IPK Indonesia hanya lebih baik dari Vietnam (31), Timor Leste (31), Laos (26),
Myanmar (21), dan Kamboja (20). Secara global, Indonesia masuk dari 70% negara
yang memiliki nilai IPK di bawah 50.
Penilaian
ini merupakan penggabungan data dari 13 lembaga internasional dan penggambaran
persepsi para pakar serta pebisnis di sektor publik. Meski mengalami
peningkatan peringkat, dengan nilai IPK hanya 32 menunjukkan bahwa negara ini
masih dipersepsikan negara korup oleh dunia global. Lalu, validkah penilaian
dari Transparency International? Tentu ini akan menjadi perdebatan.
Namun, kenyataan di lapangan menunjukkan bahwa perilaku korupsi memang
sepertinya sudah merasuk di masyarakat kita.
Terlepas
dari valid atau tidak penelitian tersebut, memang harus diakui korupsi masih
saja menjadi penyakit akut bagi bangsa ini. Dibentuknya Komisi Pemberantasan
Korupsi (KPK) untuk mencegah dan mengatasi korupsi tampaknya masih jauh api
dari panggang. Harus diakui, meski sudah berhasil mengungkap tindakan korupsi
di beberapa proyek pemerintah bahkan menyeret beberapa pejabat baik menteri
maupun setingkat menteri, tohkorupsi masih menjadi penyakit yang butuh
penanganan khusus.
KPK
yang sudah 10 tahun berkiprah di Tanah Air, tampaknya belum mampu mengurangi
penyakit korupsi di negeri ini. Namun, tidak fairjika pemberantasan korupsi
hanya dibebankan kepada KPK. Masih ada aparat lain yaitu kejaksaan dan
kepolisian yang bisa berperan secara lebih aktif mengatasi penyakit ini. Pun
demikian lembaga peradilan di negeri ini juga mempunyai peran yang signifikan.
Artinya, masih tingginya persepsi korupsi di Indonesia di mata global bukan
hanya dibebankan kepada KPK, melainkan juga lembaga penegak hukum lainnya.
Bahkan,
departemen atau lembaga di pemerintahan ataupun perusahaan milik negara juga
harus ikut berperan aktif dalam memerangi penyakit ini. Cukupkah kita
membebankan kepada aparat penegak hukum dan pejabat? Lebih penting lagi
sebenarnya peran masyarakat dalam menghadapi ini.

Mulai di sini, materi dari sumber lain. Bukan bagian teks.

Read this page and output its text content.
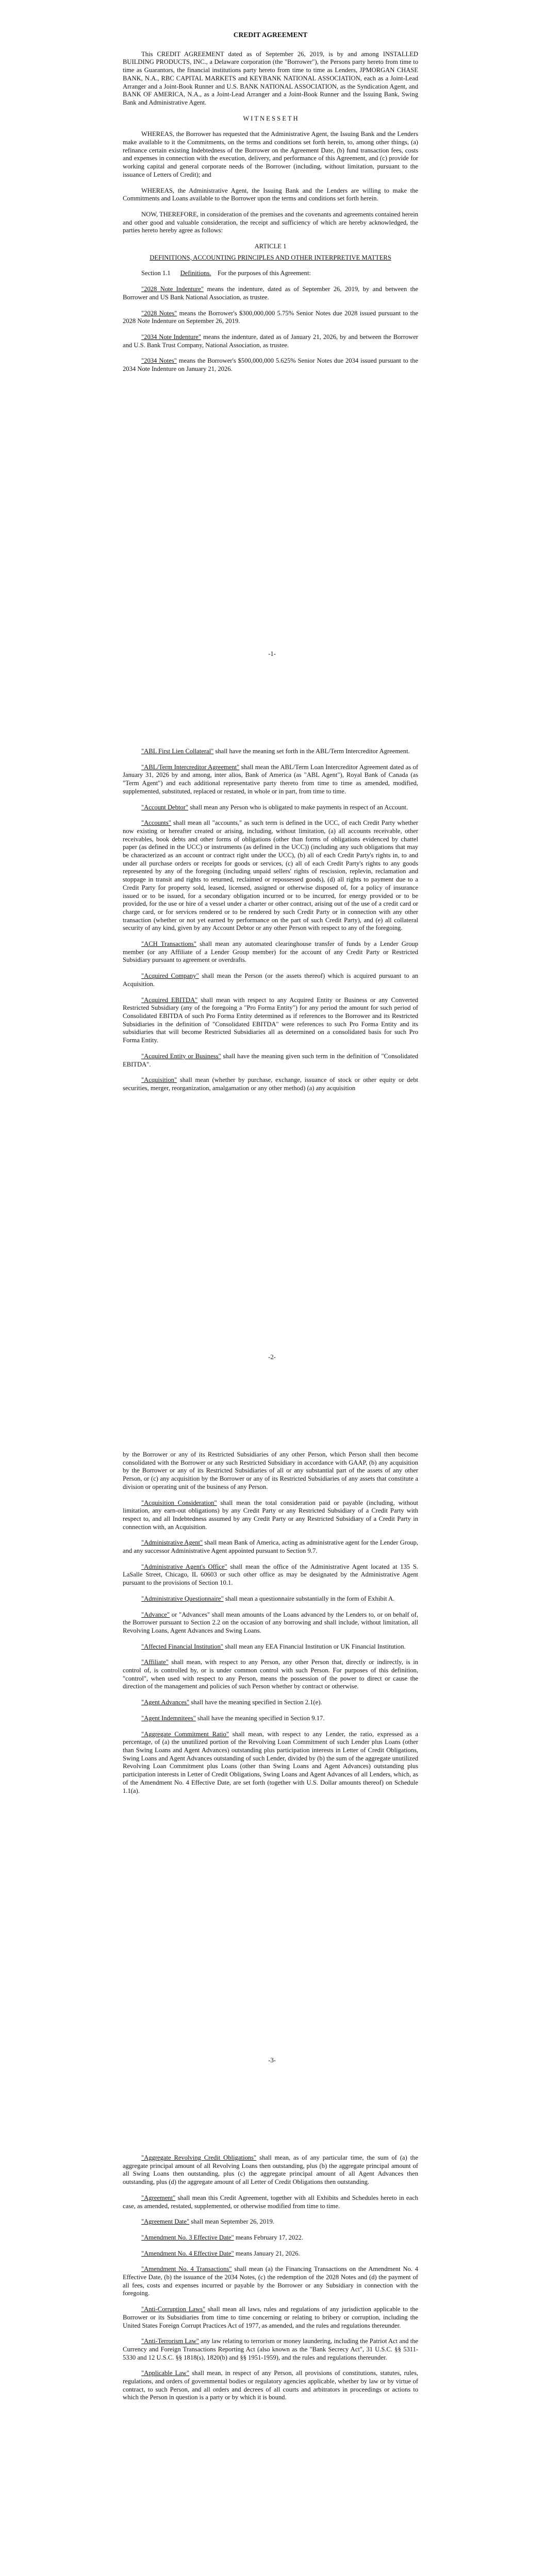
CREDIT AGREEMENT

This CREDIT AGREEMENT dated as of September 26, 2019, is by and among INSTALLED BUILDING PRODUCTS, INC., a Delaware corporation (the "Borrower"), the Persons party hereto from time to time as Guarantors, the financial institutions party hereto from time to time as Lenders, JPMORGAN CHASE BANK, N.A., RBC CAPITAL MARKETS and KEYBANK NATIONAL ASSOCIATION, each as a Joint-Lead Arranger and a Joint-Book Runner and U.S. BANK NATIONAL ASSOCIATION, as the Syndication Agent, and BANK OF AMERICA, N.A., as a Joint-Lead Arranger and a Joint-Book Runner and the Issuing Bank, Swing Bank and Administrative Agent.

W I T N E S S E T H

WHEREAS, the Borrower has requested that the Administrative Agent, the Issuing Bank and the Lenders make available to it the Commitments, on the terms and conditions set forth herein, to, among other things, (a) refinance certain existing Indebtedness of the Borrower on the Agreement Date, (b) fund transaction fees, costs and expenses in connection with the execution, delivery, and performance of this Agreement, and (c) provide for working capital and general corporate needs of the Borrower (including, without limitation, pursuant to the issuance of Letters of Credit); and

WHEREAS, the Administrative Agent, the Issuing Bank and the Lenders are willing to make the Commitments and Loans available to the Borrower upon the terms and conditions set forth herein.

NOW, THEREFORE, in consideration of the premises and the covenants and agreements contained herein and other good and valuable consideration, the receipt and sufficiency of which are hereby acknowledged, the parties hereto hereby agree as follows:

ARTICLE 1

DEFINITIONS, ACCOUNTING PRINCIPLES AND OTHER INTERPRETIVE MATTERS

Section 1.1 Definitions. For the purposes of this Agreement:

"2028 Note Indenture" means the indenture, dated as of September 26, 2019, by and between the Borrower and US Bank National Association, as trustee.

"2028 Notes" means the Borrower's $300,000,000 5.75% Senior Notes due 2028 issued pursuant to the 2028 Note Indenture on September 26, 2019.

"2034 Note Indenture" means the indenture, dated as of January 21, 2026, by and between the Borrower and U.S. Bank Trust Company, National Association, as trustee.

"2034 Notes" means the Borrower's $500,000,000 5.625% Senior Notes due 2034 issued pursuant to the 2034 Note Indenture on January 21, 2026.

-1-

"ABL First Lien Collateral" shall have the meaning set forth in the ABL/Term Intercreditor Agreement.

"ABL/Term Intercreditor Agreement" shall mean the ABL/Term Loan Intercreditor Agreement dated as of January 31, 2026 by and among, inter alios, Bank of America (as "ABL Agent"), Royal Bank of Canada (as "Term Agent") and each additional representative party thereto from time to time as amended, modified, supplemented, substituted, replaced or restated, in whole or in part, from time to time.

"Account Debtor" shall mean any Person who is obligated to make payments in respect of an Account.

"Accounts" shall mean all "accounts," as such term is defined in the UCC, of each Credit Party whether now existing or hereafter created or arising, including, without limitation, (a) all accounts receivable, other receivables, book debts and other forms of obligations (other than forms of obligations evidenced by chattel paper (as defined in the UCC) or instruments (as defined in the UCC)) (including any such obligations that may be characterized as an account or contract right under the UCC), (b) all of each Credit Party's rights in, to and under all purchase orders or receipts for goods or services, (c) all of each Credit Party's rights to any goods represented by any of the foregoing (including unpaid sellers' rights of rescission, replevin, reclamation and stoppage in transit and rights to returned, reclaimed or repossessed goods), (d) all rights to payment due to a Credit Party for property sold, leased, licensed, assigned or otherwise disposed of, for a policy of insurance issued or to be issued, for a secondary obligation incurred or to be incurred, for energy provided or to be provided, for the use or hire of a vessel under a charter or other contract, arising out of the use of a credit card or charge card, or for services rendered or to be rendered by such Credit Party or in connection with any other transaction (whether or not yet earned by performance on the part of such Credit Party), and (e) all collateral security of any kind, given by any Account Debtor or any other Person with respect to any of the foregoing.

"ACH Transactions" shall mean any automated clearinghouse transfer of funds by a Lender Group member (or any Affiliate of a Lender Group member) for the account of any Credit Party or Restricted Subsidiary pursuant to agreement or overdrafts.

"Acquired Company" shall mean the Person (or the assets thereof) which is acquired pursuant to an Acquisition.

"Acquired EBITDA" shall mean with respect to any Acquired Entity or Business or any Converted Restricted Subsidiary (any of the foregoing a "Pro Forma Entity") for any period the amount for such period of Consolidated EBITDA of such Pro Forma Entity determined as if references to the Borrower and its Restricted Subsidiaries in the definition of "Consolidated EBITDA" were references to such Pro Forma Entity and its subsidiaries that will become Restricted Subsidiaries all as determined on a consolidated basis for such Pro Forma Entity.

"Acquired Entity or Business" shall have the meaning given such term in the definition of "Consolidated EBITDA".

"Acquisition" shall mean (whether by purchase, exchange, issuance of stock or other equity or debt securities, merger, reorganization, amalgamation or any other method) (a) any acquisition

-2-

by the Borrower or any of its Restricted Subsidiaries of any other Person, which Person shall then become consolidated with the Borrower or any such Restricted Subsidiary in accordance with GAAP, (b) any acquisition by the Borrower or any of its Restricted Subsidiaries of all or any substantial part of the assets of any other Person, or (c) any acquisition by the Borrower or any of its Restricted Subsidiaries of any assets that constitute a division or operating unit of the business of any Person.

"Acquisition Consideration" shall mean the total consideration paid or payable (including, without limitation, any earn-out obligations) by any Credit Party or any Restricted Subsidiary of a Credit Party with respect to, and all Indebtedness assumed by any Credit Party or any Restricted Subsidiary of a Credit Party in connection with, an Acquisition.

"Administrative Agent" shall mean Bank of America, acting as administrative agent for the Lender Group, and any successor Administrative Agent appointed pursuant to Section 9.7.

"Administrative Agent's Office" shall mean the office of the Administrative Agent located at 135 S. LaSalle Street, Chicago, IL 60603 or such other office as may be designated by the Administrative Agent pursuant to the provisions of Section 10.1.

"Administrative Questionnaire" shall mean a questionnaire substantially in the form of Exhibit A.

"Advance" or "Advances" shall mean amounts of the Loans advanced by the Lenders to, or on behalf of, the Borrower pursuant to Section 2.2 on the occasion of any borrowing and shall include, without limitation, all Revolving Loans, Agent Advances and Swing Loans.

"Affected Financial Institution" shall mean any EEA Financial Institution or UK Financial Institution.

"Affiliate" shall mean, with respect to any Person, any other Person that, directly or indirectly, is in control of, is controlled by, or is under common control with such Person. For purposes of this definition, "control", when used with respect to any Person, means the possession of the power to direct or cause the direction of the management and policies of such Person whether by contract or otherwise.

"Agent Advances" shall have the meaning specified in Section 2.1(e).

"Agent Indemnitees" shall have the meaning specified in Section 9.17.

"Aggregate Commitment Ratio" shall mean, with respect to any Lender, the ratio, expressed as a percentage, of (a) the unutilized portion of the Revolving Loan Commitment of such Lender plus Loans (other than Swing Loans and Agent Advances) outstanding plus participation interests in Letter of Credit Obligations, Swing Loans and Agent Advances outstanding of such Lender, divided by (b) the sum of the aggregate unutilized Revolving Loan Commitment plus Loans (other than Swing Loans and Agent Advances) outstanding plus participation interests in Letter of Credit Obligations, Swing Loans and Agent Advances of all Lenders, which, as of the Amendment No. 4 Effective Date, are set forth (together with U.S. Dollar amounts thereof) on Schedule 1.1(a).

-3-

"Aggregate Revolving Credit Obligations" shall mean, as of any particular time, the sum of (a) the aggregate principal amount of all Revolving Loans then outstanding, plus (b) the aggregate principal amount of all Swing Loans then outstanding, plus (c) the aggregate principal amount of all Agent Advances then outstanding, plus (d) the aggregate amount of all Letter of Credit Obligations then outstanding.

"Agreement" shall mean this Credit Agreement, together with all Exhibits and Schedules hereto in each case, as amended, restated, supplemented, or otherwise modified from time to time.

"Agreement Date" shall mean September 26, 2019.

"Amendment No. 3 Effective Date" means February 17, 2022.

"Amendment No. 4 Effective Date" means January 21, 2026.

"Amendment No. 4 Transactions" shall mean (a) the Financing Transactions on the Amendment No. 4 Effective Date, (b) the issuance of the 2034 Notes, (c) the redemption of the 2028 Notes and (d) the payment of all fees, costs and expenses incurred or payable by the Borrower or any Subsidiary in connection with the foregoing.

"Anti-Corruption Laws" shall mean all laws, rules and regulations of any jurisdiction applicable to the Borrower or its Subsidiaries from time to time concerning or relating to bribery or corruption, including the United States Foreign Corrupt Practices Act of 1977, as amended, and the rules and regulations thereunder.

"Anti-Terrorism Law" any law relating to terrorism or money laundering, including the Patriot Act and the Currency and Foreign Transactions Reporting Act (also known as the "Bank Secrecy Act", 31 U.S.C. §§ 5311-5330 and 12 U.S.C. §§ 1818(s), 1820(b) and §§ 1951-1959), and the rules and regulations thereunder.

"Applicable Law" shall mean, in respect of any Person, all provisions of constitutions, statutes, rules, regulations, and orders of governmental bodies or regulatory agencies applicable, whether by law or by virtue of contract, to such Person, and all orders and decrees of all courts and arbitrators in proceedings or actions to which the Person in question is a party or by which it is bound.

Bak sudah menjadi kebiasaan,
tanpa disadari masyarakat melakukan tindakan cenderung korupsi atau bahkan
korupsi.
Melakukan
pelanggaran aturan-aturan baik di lalu lintas, pajak, ataupun lainnya, adalah
sebuah tindakan cenderung koruptif yang bisa mengarah korupsi. Masih banyak
tindakan masyarakat yang tanpa disadari mengarah ke korupsi atau bahkan
korupsi. Jadi, akan lebih baik daripada terus menghujat koruptor dan aparat
penegak hukum, masyarakat pantas mengoreksi atau mereviu tindak tanduknya
apakah sudah tidak korupsi. Artinya melihat penyakit korupsi di negeri ini
harus lebih komprehensif dari individu kita, pejabat, lembaga atau organisasi,
aparat, hingga sistem yang menghubungkan kepentingan semua tersebut. Akan
menjadi kurang bijak jika kita menanggapi nilai IPK 32 dari Transparency
International dari sisi aparat penegak hukum saja. Bangsa ini harus
belajar melihat lebih luas sebuah persoalan, sehingga bisa memberikan solusi
atau bahkan ikut mengatasi sebuah persoalan dengan lebih tepat.
Cara-cara
ini juga menghindari sikap saling menyalahkan yang justru merupakan langkah
kontradiktif menyelesaikan sebuah persoalan. Tentu jika kita melihat lebih luas
dan komprehensif maka penyakit korupsi ini bisa diatasi dengan baik, dan negeri
ini akan disejajarkan dengan Denmark dan Selandia Baru yang dipersepsikan
negara bersih korupsi. Sekali lagi, syaratnya adalah melihat persoalan lebih
komprehensif bukan sepotong-sepotong.